A coberto da pala de cimento existente sobre a entrada, extraiu do porta-chaves as duas pinças que serviriam de gazua, enquanto percorria as folhas do manual de intrusão que arquivara algures na memória, mas devolveu-as à algibeira e empurrou a porta. Aparentemente, o trinco não funcionava, inviabilizando assim a primeira linha de defesa dos moradores.
Parou junto às caixas de correio e espreitou pela ranhura. Vazia. Tanto podia significar que Élia o recolhera à chegada, ou que, simplesmente, não havia correio. Utilizar o elevador estava fora de questão, o ruído ser-lhe-ia inconveniente. Deixou a vista habituar-se à fraca claridade do átrio, antes de iniciar a subida dos três lanços, mas retrocedeu de imediato, para acender o interruptor. Não havia janelas nem clarabóia que iluminassem o espaço, apenas uma escadaria que contornava, em ângulos rectos, o poço do elevador. Como circunstância favorável, a luz das escadas era independente da dos corredores e, portanto, oculta aos olhos mágicos. Inspirou fundo: havia melhor forma de coroar um dia como este do que galgar três andares?
Deixou que a luz das escadas se apagasse, antes de avançar pelo corredor. Nenhuma claridade por baixo da frincha da porta, mas o mesmo podia dizer-se das restantes habitações. Não estava ninguém ou havia resguardos do lado de dentro? Voltou atrás, para acender novamente a luz das escadas.

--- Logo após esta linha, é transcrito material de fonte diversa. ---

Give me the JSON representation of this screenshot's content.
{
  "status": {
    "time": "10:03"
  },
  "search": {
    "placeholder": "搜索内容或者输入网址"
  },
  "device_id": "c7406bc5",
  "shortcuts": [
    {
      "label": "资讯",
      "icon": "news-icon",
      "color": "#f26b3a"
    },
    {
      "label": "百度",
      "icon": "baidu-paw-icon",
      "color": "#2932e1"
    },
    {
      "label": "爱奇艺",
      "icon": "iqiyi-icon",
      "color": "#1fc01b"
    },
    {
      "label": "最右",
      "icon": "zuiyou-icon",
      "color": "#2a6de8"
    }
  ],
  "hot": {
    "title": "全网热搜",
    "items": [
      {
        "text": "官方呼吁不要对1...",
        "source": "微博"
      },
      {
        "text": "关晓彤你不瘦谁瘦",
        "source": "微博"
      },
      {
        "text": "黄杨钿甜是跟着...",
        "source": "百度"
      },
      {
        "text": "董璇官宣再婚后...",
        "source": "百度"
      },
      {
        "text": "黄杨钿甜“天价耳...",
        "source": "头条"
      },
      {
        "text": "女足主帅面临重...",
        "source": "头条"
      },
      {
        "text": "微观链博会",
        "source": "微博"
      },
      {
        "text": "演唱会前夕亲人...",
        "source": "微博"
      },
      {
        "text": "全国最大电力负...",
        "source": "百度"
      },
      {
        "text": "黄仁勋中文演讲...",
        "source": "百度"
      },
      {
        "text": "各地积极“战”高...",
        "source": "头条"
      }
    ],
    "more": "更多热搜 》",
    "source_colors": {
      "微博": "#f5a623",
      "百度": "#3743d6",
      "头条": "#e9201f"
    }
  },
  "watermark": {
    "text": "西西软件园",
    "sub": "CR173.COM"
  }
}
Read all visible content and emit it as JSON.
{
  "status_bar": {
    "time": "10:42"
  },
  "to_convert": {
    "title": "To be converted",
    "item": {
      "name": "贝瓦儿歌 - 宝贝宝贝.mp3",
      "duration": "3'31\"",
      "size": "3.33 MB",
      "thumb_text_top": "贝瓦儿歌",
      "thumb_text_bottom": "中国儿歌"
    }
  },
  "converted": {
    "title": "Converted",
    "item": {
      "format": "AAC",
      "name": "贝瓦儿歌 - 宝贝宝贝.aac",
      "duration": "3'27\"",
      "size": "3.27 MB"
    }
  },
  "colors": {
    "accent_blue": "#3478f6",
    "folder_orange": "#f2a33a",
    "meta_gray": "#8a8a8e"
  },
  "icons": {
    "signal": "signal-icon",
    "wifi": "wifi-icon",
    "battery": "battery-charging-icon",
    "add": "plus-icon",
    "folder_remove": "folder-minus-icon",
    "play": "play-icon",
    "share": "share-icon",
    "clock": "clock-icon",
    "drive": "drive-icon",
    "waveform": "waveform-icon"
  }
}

Um joelho no chão colocou-lhe o olhar ao nível da fechadura. Não parecia ter sido forçada. Alguns arranhões a estragar o polimento que a idade já ajudara a manchar, mas ninguém acerta na ranhura todos os dias, especialmente se trouxer uma mala de tiracolo ou sacos de compras. Encostou a orelha à madeira e deixou-se ficar atento. As luzes apagaram-se, reduzindo-o ao nada. Sem distracção ocular, dedicou-se à audição, mas o eco da sua ansiedade era desconcertante, como se os seus sistemas circulatório e respiratório tivessem desligado os silenciadores e fizessem despique.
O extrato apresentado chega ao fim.